John Paul Kotter (born 1947)


http://en.wikipedia.org/wiki/John_Kotter


John Paul Kotter (born 1947) is a professor at the Harvard Business School, who is regarded as an authority on leadership and change. In particular, he discusses how the best organizations actually "do" change.{(Kotter & Cohen, 2002)}
John Kotter’s international bestseller Leading Change—which outlined an actionable, 8-step process for implementing successful transformations—became the change bible for managers around the world.[citation needed] In October 2001, Business Week magazine rated Kotter the #1 "leadership guru" in America based on a survey they conducted of 504 enterprises.
His newest work released September 2006, Our Iceberg Is Melting, puts the 8-step process within an allegory. This work is also provided as the basis for an in-depth leadership training program called Leading Bold Change - Creating Leaders at all Levels. The program is offered in cooperation with Dr.Kotter by ISB Worldwide Corporate Learning Management.[1]
John Kotter’s articles in The Harvard Business Review over the past twenty years have sold more reprints than any of the hundreds of distinguished authors who have written for that publication during the same time period. His books are in the top 1% of sales from Amazon.com.
He graduated from MIT with an S.B. in EECS and an S.M. from the Massachusetts Institute of Technology in 1968 and 1970 respectively [2] and a D.B.A. from Harvard Business School in 1972 [3]. He joined the Harvard Business School faculty in 1972. In 1980, at the age of 33, he was given tenure and a full professorship.
Professor Kotter is the author of 15 books. In addition to Our Iceberg is Melting (2006) and Leading Change (1996), Professor Kotter is the author of The Heart of Change (2002), John P. Kotter on What leaders Really Do (1999), Matsushita Leadership (1997), Corporate Culture and Performance (1992), A Force for Change (1990), The Leadership Factor (1998), Power and Influence (1985), The General Managers (1982), and five other books published in the 1970s. He has created two executive videos; one on "Leadership" (1981), and one on "Corporate Culture" (1993), and an educational CD-ROM (1998) based on the Leading Change book. His educational articles in the Harvard Business Review have sold a million and a half copies. Professor Kotter's books have been printed in over seventy foreign language editions, and total sales exceed two million copies.

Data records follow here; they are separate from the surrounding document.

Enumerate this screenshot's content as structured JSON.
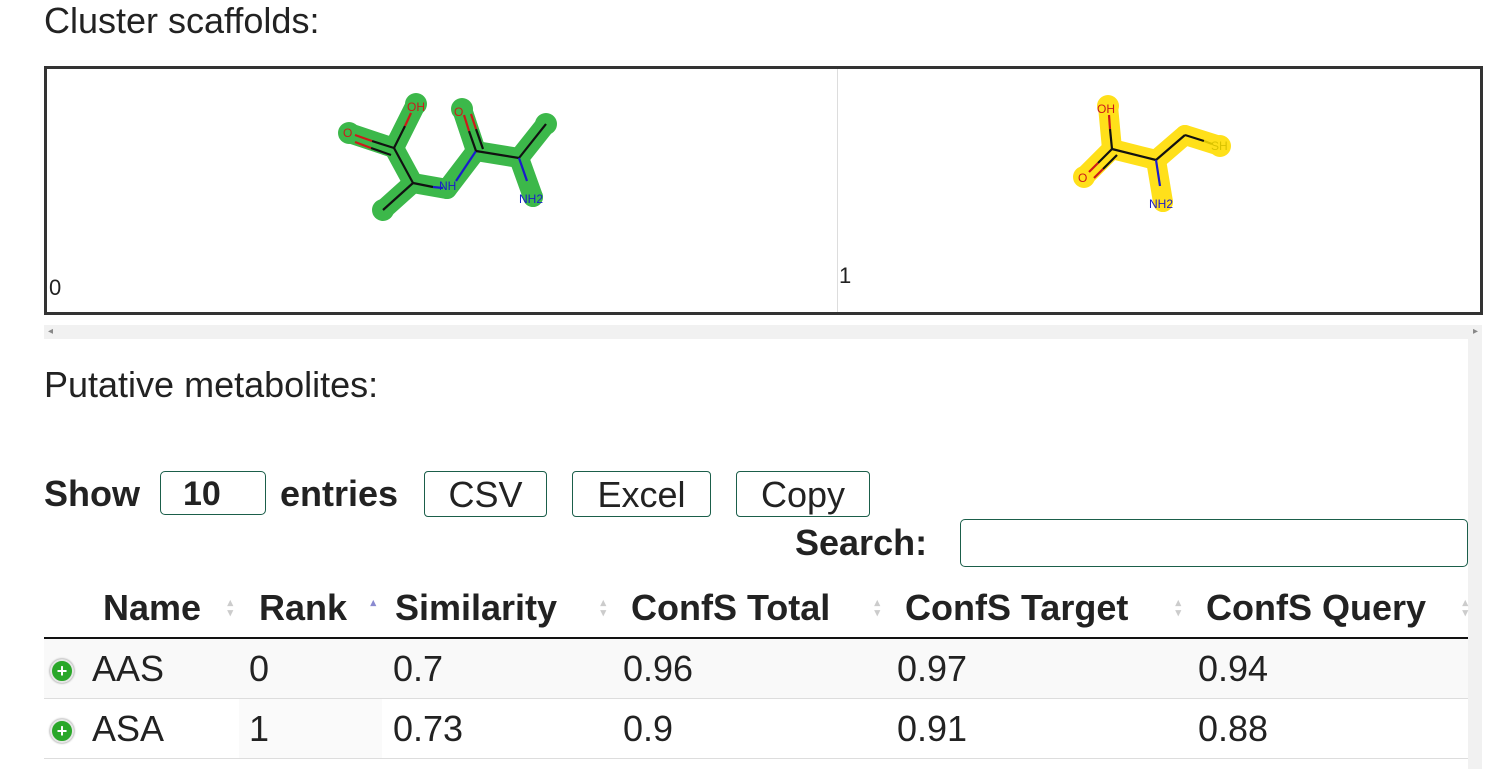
{
  "scaffolds": {
    "heading": "Cluster scaffolds:",
    "cells": [
      {
        "index": "0",
        "highlight": "#3cb84a",
        "atoms": [
          "OH",
          "O",
          "O",
          "NH",
          "NH2"
        ]
      },
      {
        "index": "1",
        "highlight": "#ffe01a",
        "atoms": [
          "OH",
          "O",
          "SH",
          "NH2"
        ]
      }
    ]
  },
  "metabolites": {
    "heading": "Putative metabolites:",
    "show_label": "Show",
    "entries_value": "10",
    "entries_label": "entries",
    "buttons": {
      "csv": "CSV",
      "excel": "Excel",
      "copy": "Copy"
    },
    "search_label": "Search:",
    "search_value": "",
    "columns": [
      "Name",
      "Rank",
      "Similarity",
      "ConfS Total",
      "ConfS Target",
      "ConfS Query"
    ],
    "sorted_column": "Rank",
    "rows": [
      {
        "name": "AAS",
        "rank": "0",
        "similarity": "0.7",
        "confs_total": "0.96",
        "confs_target": "0.97",
        "confs_query": "0.94"
      },
      {
        "name": "ASA",
        "rank": "1",
        "similarity": "0.73",
        "confs_total": "0.9",
        "confs_target": "0.91",
        "confs_query": "0.88"
      }
    ]
  },
  "colors": {
    "accent_border": "#1b5e4a",
    "expand_icon": "#2aa72a"
  }
}
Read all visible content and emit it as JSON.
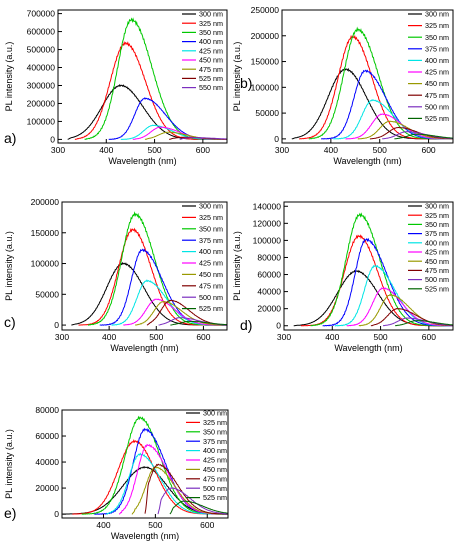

Professor Kotter's received an Exxon Award for Innovation in Graduate Business School Curriculum Design, and a Johnson, Smith & Knisely Award for New Perspectives in Business Leadership. In 1996, Professor Kotter's Leading Change was named the #1 management book of the year by Management General. In 1998, his Matsushita Leadership won first place in the Financial Times, Booz-Allen Global Business Book Competition for biography/autobiography.
John Kotter lives in Cambridge, Massachusetts, and Ashland, New Hampshire, with his wife, Nancy Dearman, and children.